Unless a concerted and consistent effort is made to build greater resilience through the establishment of regional value chains, Africa will remain on the periphery of global politics and the global economy. It is thus imperative to build the infrastructure, both soft and hard, for regional cooperation and greater intra-regional trade. These regional value chains must ensure that the continent is able to be more resilient in future crises and is able to reinsert itself into the global economy with a better set of conditions. African countries must also use this on-going conflict, coupled with the experience gained through the pandemic, to evaluate their position in a changing global geopolitical landscape and seek to build a greater degree of strategic autonomy through regional integration, redesigning external partnerships in ways aligned to the continent’s existing development frameworks, which are articulated through the AU’s Agenda 2063 and the regional indicative strategic frameworks adopted by Africa’s regional economic communities. This would eventually have the effect of strengthening Africa’s agency in global politics and building systems that allow the continent to navigate a changing global landscape, seeing the rise of geopolitical conflicts that gravitate against Africa’s development agenda.

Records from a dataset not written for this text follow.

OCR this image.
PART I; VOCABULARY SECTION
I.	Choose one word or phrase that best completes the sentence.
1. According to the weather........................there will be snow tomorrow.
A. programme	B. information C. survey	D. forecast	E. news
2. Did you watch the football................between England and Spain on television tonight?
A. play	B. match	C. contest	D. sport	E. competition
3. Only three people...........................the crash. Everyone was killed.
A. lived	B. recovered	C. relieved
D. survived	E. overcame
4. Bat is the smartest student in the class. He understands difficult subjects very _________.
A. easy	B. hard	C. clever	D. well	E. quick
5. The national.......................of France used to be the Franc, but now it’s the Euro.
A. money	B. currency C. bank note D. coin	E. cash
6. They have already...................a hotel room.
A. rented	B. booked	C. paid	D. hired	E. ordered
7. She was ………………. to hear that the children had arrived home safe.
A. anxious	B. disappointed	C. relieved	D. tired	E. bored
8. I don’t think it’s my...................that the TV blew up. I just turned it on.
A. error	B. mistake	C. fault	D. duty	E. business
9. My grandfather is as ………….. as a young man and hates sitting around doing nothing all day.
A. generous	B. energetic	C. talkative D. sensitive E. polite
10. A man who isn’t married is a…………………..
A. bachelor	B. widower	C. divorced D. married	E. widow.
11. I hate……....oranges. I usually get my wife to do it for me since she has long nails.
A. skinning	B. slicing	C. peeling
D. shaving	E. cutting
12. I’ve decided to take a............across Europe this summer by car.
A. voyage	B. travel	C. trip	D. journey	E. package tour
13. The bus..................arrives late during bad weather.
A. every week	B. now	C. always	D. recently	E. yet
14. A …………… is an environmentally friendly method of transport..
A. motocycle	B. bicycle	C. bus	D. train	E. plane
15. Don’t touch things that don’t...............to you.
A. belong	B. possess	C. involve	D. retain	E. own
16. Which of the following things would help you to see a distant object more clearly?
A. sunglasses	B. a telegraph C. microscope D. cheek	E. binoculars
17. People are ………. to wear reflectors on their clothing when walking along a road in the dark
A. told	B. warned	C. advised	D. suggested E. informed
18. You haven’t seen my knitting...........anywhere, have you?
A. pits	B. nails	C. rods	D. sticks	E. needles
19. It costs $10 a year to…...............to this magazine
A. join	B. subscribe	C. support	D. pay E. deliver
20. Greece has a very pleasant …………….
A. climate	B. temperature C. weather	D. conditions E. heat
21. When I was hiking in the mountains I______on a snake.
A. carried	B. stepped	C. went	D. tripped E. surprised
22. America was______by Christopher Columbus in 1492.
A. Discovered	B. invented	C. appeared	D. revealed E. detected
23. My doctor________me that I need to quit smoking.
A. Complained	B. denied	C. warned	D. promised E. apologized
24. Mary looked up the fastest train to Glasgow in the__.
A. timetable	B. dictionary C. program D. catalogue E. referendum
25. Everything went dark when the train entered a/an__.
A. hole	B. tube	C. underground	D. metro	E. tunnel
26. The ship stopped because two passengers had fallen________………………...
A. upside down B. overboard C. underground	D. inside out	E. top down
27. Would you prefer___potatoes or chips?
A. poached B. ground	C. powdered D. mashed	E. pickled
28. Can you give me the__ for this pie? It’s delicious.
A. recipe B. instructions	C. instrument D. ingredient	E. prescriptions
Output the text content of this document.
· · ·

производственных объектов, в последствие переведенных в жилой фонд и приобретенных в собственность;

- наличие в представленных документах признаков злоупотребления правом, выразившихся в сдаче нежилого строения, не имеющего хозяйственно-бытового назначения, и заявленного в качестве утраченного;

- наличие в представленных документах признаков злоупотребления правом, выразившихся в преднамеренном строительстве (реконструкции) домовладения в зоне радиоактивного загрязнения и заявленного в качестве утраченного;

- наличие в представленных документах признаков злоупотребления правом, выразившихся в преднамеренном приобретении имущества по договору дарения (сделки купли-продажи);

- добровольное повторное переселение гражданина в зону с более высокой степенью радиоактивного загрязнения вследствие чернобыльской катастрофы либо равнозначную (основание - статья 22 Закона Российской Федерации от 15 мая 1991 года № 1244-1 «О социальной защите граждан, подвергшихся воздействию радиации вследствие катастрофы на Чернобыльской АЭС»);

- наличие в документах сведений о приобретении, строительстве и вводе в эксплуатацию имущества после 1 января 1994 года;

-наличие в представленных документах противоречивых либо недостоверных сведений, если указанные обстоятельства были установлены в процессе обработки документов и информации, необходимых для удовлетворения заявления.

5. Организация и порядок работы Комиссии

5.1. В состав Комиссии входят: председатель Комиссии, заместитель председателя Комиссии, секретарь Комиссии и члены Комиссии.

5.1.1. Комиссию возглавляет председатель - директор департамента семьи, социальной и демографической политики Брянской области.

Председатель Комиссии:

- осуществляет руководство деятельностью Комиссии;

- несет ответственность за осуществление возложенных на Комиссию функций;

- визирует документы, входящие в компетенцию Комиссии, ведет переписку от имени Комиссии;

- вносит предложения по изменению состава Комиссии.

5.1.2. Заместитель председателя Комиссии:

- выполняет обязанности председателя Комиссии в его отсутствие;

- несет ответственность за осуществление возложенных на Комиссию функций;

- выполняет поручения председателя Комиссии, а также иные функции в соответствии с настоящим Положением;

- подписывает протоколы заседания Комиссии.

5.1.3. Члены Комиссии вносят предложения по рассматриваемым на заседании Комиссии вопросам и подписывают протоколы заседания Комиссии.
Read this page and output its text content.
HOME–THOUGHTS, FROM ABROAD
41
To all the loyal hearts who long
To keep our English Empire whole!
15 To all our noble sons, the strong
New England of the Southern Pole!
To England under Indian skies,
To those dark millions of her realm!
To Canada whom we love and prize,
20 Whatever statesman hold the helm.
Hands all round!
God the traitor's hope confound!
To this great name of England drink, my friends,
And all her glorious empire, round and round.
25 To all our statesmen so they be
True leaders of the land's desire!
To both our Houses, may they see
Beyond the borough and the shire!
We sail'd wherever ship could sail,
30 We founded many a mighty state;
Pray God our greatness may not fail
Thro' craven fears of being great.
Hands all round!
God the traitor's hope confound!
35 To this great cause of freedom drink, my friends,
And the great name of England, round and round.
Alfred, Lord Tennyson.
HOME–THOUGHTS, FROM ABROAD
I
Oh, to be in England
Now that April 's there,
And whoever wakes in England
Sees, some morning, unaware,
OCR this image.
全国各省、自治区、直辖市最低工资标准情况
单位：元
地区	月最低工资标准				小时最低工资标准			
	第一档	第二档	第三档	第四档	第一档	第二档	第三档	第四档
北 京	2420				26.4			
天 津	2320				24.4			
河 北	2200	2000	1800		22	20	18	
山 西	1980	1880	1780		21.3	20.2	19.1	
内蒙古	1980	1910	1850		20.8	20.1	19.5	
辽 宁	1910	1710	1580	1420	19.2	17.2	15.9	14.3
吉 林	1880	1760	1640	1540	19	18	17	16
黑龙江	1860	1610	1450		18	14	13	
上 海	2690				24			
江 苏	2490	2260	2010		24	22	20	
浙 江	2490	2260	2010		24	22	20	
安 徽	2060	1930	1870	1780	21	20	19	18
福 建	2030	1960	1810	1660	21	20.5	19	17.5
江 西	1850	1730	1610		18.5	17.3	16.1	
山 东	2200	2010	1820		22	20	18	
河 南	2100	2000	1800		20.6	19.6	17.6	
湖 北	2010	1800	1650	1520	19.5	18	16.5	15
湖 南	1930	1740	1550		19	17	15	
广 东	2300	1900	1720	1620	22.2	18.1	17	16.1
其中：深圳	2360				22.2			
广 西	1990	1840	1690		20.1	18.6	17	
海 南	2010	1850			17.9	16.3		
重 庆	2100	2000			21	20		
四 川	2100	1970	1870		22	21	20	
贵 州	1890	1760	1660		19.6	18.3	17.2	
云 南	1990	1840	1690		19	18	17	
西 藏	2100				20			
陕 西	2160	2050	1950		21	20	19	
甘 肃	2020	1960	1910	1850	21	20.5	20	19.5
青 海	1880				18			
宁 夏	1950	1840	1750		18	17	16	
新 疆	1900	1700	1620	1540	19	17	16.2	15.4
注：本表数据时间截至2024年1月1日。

In order to achieve their development goals, African countries will largely seek to not get drawn into taking positions that may backfire against their strategic interests. They will thus seek to work with all external actors wanting to forge ties with the continent, and Russia and its African partners will need to build on their comparative advantages. As an agricultural power, Russia could identify opportunities to boost Africa’s own production and enhance its food security. This would position Russia as a strategic partner in the pursuit of Africa’s green revolution and efforts to build a greater degree of resilience on the continent. Given its footprint in the mining sector, Russia could also work with African counterparts in the mining of potash in order to reduce input costs of African farmers due to rising fertiliser prices. Given the security and energy situation on the continent, the demand for Russian arms will likely remain constant while opportunities will remain in the energy sector. However, Russia will also need to identify opportunities to set up joint ventures in agriculture, mining, energy, and even in weapons manufacturing in order to go beyond trade and thus set up manufacturing activities closer to their markets on the continent. This can also be adapted to other regions of the global South and build on recent BRICS resolutions to enhance efforts to transact in local currencies where this is deemed feasible.